Your last sentence, I understand that, but must add that on a breadboard, with a manufactured power supply (as opposed to home-made) the 7805 had no problem with the 55mA output... I appreciate all the stuff I've learnt in answers to this thread, but the problem must be the power supply design and the 2VA transformer. On the bright side, it's still working and the little plants look an odd shade of purple while the LEDs are on.

Also, isn't it better, if you don't know how to design that stage, to use a fixed voltage regulator to limit the voltage that may be sourced to provide the constant current in the event of some fault rather than let it hit the supply rail voltage, as infinity isn't available?

..."In real life..." - Do you mean I'm in some virtual reality experience? Thank goodness, such a dismal life isn't real, after all, phew. ...

Click to expand...

It is a matter of perception; life can be locally all right but globally not so... I cannot resist the temptation of attaching a famous wood cut by Escher (the waterfall; space is locally ok but globally twisted). https://www.mcescher.com/gallery/recognition-success/waterfall/

Isn't the purpose of the op amp with a reference voltage driving a transistor and a sense resistor as the feedback to maintain the voltage across the sense resistor constant, and therefore the current?

Click to expand...

The simplest constant current source is a high voltage source in series with a large resistor. Of course it is a lousy constant current source. The larger the resistor, the better is the regulation.

Next best is to have a series resistor and regulate the voltage across it. The total voltage will now depend on the load (plus the series drop resistor) and this will be the compliance voltage.

If you are driving a const current source (LED drop say 1V) and the series resistor drop is also 1V and circuit drops another 1V you have hardly headroom of about 2V to regulate.

... with a manufactured power supply (as opposed to home-made) the 7805 had no problem with the 55mA output... I appreciate all the stuff I've learnt in answers to this thread, but the problem must be the power supply design and the 2VA transformer.

Click to expand...

Like most diagnosis, we see only the symptoms and the cause is nothing but a conjecture or hypothesis. We call a hypothesis valid when the correlation with the symptoms are established clearly. Many experts have suggested several solutions and several conjectures need to be cleared by logic or experiment- there is no other way. But the best way to test a constant voltage regulator is with a resistive load and not a const curr circuit.

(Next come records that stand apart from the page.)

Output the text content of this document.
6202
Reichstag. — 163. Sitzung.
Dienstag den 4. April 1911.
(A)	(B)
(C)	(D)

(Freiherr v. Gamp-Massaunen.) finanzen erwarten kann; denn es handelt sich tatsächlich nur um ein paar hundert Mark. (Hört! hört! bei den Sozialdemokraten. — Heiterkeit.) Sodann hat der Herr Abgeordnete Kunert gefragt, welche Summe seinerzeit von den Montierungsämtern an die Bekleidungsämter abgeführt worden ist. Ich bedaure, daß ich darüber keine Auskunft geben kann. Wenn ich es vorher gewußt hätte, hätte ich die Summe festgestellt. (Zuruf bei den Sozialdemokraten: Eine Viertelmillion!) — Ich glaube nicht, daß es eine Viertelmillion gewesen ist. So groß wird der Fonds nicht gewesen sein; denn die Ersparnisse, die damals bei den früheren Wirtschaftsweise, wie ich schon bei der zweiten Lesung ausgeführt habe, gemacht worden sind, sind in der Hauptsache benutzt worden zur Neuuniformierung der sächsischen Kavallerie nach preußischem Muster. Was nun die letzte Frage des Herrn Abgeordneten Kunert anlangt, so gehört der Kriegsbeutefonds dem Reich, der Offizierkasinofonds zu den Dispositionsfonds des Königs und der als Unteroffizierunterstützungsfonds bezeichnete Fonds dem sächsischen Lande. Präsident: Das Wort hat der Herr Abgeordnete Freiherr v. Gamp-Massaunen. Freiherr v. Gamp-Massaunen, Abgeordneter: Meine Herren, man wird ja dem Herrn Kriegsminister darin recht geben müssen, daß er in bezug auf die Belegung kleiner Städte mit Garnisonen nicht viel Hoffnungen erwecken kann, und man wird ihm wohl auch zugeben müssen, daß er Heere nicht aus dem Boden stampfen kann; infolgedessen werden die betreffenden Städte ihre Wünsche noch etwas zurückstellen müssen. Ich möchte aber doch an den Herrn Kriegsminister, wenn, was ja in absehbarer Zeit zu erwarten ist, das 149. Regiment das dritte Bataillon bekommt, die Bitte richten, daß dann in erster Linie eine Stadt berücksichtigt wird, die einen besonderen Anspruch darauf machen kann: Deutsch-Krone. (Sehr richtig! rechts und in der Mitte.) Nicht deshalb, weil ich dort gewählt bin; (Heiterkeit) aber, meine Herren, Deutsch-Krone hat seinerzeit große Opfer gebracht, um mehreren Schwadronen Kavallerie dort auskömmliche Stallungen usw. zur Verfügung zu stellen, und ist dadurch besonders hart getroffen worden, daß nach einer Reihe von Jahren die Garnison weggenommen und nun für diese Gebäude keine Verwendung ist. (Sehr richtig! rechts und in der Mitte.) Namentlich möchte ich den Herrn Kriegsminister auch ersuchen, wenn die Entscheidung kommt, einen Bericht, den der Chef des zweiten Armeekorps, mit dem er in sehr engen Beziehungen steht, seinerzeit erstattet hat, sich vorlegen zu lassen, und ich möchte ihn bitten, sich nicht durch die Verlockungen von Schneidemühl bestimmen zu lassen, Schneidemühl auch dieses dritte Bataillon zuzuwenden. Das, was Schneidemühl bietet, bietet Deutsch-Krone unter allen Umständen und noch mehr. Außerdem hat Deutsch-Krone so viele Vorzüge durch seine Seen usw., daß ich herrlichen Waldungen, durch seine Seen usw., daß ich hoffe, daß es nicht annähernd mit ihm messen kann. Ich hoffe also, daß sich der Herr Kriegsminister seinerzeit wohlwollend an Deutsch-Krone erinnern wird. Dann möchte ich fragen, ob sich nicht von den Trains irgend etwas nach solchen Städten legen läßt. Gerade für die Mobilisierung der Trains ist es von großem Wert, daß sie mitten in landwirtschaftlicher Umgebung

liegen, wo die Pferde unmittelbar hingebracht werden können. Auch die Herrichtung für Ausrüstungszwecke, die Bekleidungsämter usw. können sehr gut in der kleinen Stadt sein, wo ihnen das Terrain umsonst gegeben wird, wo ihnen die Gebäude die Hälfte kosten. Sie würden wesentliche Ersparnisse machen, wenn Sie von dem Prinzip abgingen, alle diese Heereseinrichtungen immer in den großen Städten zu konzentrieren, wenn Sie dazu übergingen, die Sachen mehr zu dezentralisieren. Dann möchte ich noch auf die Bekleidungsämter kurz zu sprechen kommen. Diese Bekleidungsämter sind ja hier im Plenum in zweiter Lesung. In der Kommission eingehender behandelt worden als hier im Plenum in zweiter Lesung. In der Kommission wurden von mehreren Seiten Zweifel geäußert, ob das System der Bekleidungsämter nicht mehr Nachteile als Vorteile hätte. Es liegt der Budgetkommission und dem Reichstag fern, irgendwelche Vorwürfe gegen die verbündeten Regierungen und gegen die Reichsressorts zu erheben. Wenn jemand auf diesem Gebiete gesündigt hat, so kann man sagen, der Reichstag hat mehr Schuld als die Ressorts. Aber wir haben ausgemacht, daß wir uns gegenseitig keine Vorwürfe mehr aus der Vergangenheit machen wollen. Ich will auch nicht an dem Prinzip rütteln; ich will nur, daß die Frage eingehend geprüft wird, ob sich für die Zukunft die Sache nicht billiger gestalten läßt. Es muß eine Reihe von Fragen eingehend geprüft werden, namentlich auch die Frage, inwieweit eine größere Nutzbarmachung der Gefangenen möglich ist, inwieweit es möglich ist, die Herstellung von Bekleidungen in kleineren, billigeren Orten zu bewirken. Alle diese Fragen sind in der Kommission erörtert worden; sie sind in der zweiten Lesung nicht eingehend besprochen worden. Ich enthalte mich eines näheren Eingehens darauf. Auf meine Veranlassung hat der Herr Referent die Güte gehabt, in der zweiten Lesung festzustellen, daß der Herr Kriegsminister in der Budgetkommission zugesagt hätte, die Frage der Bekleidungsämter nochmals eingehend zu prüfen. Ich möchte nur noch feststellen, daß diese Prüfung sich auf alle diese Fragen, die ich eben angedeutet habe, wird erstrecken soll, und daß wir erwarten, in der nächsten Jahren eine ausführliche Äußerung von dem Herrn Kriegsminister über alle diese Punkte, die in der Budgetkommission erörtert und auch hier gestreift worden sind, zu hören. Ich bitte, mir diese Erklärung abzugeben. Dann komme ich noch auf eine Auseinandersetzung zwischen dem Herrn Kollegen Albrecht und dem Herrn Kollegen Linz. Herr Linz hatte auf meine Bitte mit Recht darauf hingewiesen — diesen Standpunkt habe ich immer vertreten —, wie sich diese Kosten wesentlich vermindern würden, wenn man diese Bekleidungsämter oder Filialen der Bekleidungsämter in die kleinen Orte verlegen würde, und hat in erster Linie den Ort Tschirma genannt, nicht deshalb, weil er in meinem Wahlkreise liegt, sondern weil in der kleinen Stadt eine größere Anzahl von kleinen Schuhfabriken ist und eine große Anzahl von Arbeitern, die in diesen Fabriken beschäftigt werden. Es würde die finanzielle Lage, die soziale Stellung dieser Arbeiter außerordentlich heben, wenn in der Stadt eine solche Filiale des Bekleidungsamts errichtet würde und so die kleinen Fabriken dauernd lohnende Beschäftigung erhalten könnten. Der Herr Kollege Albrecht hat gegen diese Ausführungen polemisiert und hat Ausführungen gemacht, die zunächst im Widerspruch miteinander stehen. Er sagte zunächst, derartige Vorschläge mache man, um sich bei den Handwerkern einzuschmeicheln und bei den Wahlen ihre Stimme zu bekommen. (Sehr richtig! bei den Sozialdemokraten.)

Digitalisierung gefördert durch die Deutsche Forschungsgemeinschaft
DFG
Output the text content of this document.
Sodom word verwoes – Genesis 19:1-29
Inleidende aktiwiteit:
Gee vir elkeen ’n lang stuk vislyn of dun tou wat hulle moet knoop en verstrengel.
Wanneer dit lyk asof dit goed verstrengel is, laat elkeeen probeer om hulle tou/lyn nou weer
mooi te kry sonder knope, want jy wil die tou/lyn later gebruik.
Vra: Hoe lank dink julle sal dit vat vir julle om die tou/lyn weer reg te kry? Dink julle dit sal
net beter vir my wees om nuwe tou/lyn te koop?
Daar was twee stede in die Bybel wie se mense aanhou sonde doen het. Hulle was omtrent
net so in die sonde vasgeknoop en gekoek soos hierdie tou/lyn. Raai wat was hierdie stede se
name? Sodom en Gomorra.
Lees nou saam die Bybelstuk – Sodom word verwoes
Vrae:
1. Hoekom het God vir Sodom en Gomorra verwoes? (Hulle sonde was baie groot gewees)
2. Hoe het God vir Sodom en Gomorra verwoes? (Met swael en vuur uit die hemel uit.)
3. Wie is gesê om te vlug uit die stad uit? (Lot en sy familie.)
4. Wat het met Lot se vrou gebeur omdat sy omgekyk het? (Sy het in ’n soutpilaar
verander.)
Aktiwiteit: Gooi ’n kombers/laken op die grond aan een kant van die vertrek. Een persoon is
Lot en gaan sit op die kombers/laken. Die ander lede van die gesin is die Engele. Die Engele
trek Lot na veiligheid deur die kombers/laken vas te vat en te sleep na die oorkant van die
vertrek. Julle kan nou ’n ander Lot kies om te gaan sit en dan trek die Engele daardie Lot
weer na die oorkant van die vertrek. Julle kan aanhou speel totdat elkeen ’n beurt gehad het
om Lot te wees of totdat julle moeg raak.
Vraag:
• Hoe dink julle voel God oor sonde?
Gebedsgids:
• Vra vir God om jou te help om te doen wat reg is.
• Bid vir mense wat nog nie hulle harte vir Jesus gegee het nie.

Also, isn't it better, if you don't know how to design that stage, to use a fixed voltage regulator to limit the voltage that may be sourced to provide the constant current in the event of some fault rather than let it hit the supply rail voltage, as infinity isn't available?

Click to expand...

The answer is no in my humble opinion; you design the CC source as per your requirement and put the safety features as a wrapper. We follow the same principles for const voltage sources. We have const curr power supplies (100 or 50mA is not uncommon but 5-10 mA is routine) driving loads that are 100k (often much more) and we see the voltage going upto 10 kV (5kV is more common).